P-value for no purchases per unit spend: 0.103


In [154]:
t_stat

np.float64(1.281896929721144)

In [155]:
# Effect size
# Sample sizes
nC, nT = len(control_purchase_us), len(test_purchase_us)

# Sample variances
sC2 = np.var(control_purchase_us, ddof=1)
sT2 = np.var(test_purchase_us, ddof=1)

# Pooled variance formula
s_pooled2 = ((nC - 1)*sC2 + (nT - 1)*sT2) / (nC + nT - 2)
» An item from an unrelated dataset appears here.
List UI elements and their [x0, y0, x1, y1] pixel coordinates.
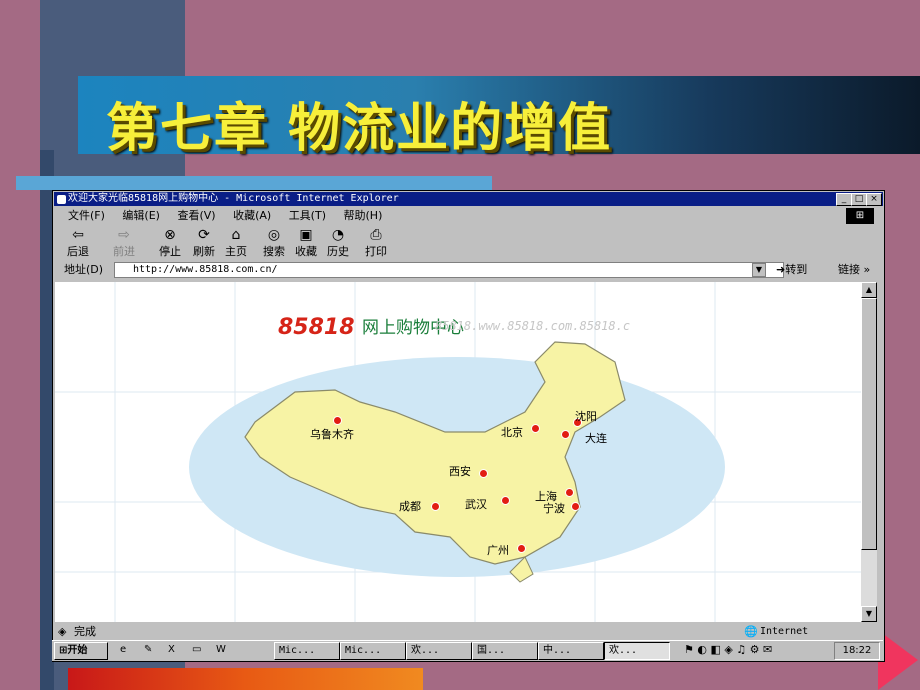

# Pooled standard deviation --> assumed equlity of variances
s_pooled = np.sqrt(s_pooled2)
sales_per_unit_spend_es = (np.mean(test_purchase_us) - np.mean(control_purchase_us))/ s_pooled

In [156]:
print(f"Effect size in sales per unit spend on the campaign: {sales_per_unit_spend_es}")

Effect size in sales per unit spend on the campaign: -0.33664262627102776


The lack of signifficant difference in the number of purchases per unit spend suggests no substantial gain in the number of clients.

# Marketing Campaign

Even though the the new marketing campaing has no positive impact on the companie's revenue, other metrics may be worth analysing.

In [157]:
# CTR = No Impressions / No Website Clicks (Click Through Rate)
control_ctr = control_group["# of Impressions"] / control_group["# of Website Clicks"]
test_ctr = test_group["# of Impressions"] / test_group["# of Website Clicks"]
t_stat, p_val = ttest_ind(control_ctr, test_ctr, alternative="greater")
print(f"P-value for Click Through Rate: {np.round(p_val,3)}")
# Sample variances
sC2 = np.var(control_ctr, ddof = 1)
sT2 = np.var(test_ctr, ddof = 1)
# Pooled variance formula
s_pooled2 = ((nC - 1)*sC2 + (nT - 1)*sT2) / (nC + nT - 2)
# Pooled standard deviation --> assumed equlity of variances
s_pooled = np.sqrt(s_pooled2)
ctr_effect_size = (np.mean(test_ctr) - np.mean(control_ctr))/ s_pooled
print(f"Effect size in Click Through Rate: {ctr_effect_size}")



# CR = No Purchases / No Website Clicks (Conversion Rate) 
control_cr = control_group['# of Purchase'] / control_group['# of Website Clicks']
test_cr = test_group['# of Purchase'] / test_group['# of Website Clicks']
t_stat, p_val = ttest_ind(control_cr, test_cr, alternative="greater")
print(f"P-value for Conversion Rate: {np.round(p_val,3)}")
# Sample variances
sC2 = np.var(control_cr, ddof = 1)
sT2 = np.var(test_cr, ddof = 1)
# Pooled variance formula
s_pooled2 = ((nC - 1)*sC2 + (nT - 1)*sT2) / (nC + nT - 2)
# Pooled standard deviation --> assumed equlity of variances
s_pooled = np.sqrt(s_pooled2)
cr_effect_size = (np.mean(test_cr) - np.mean(control_cr))/ s_pooled
print(f"Effect size in Conversion Rate: {cr_effect_size}")

P-value for Click Through Rate: 0.0
Effect size in Click Through Rate: -1.0456263742168976
P-value for Conversion Rate: 0.061
Effect size in Conversion Rate: -0.41199118711714816


Both Click-Through Rate and Conversion Rate declined in the test condition compared with the control.
The effect was large for CTR (d = −1.05), indicating a substantial reduction, and moderate for CR (d = −0.41), suggesting a noticeable but smaller impact.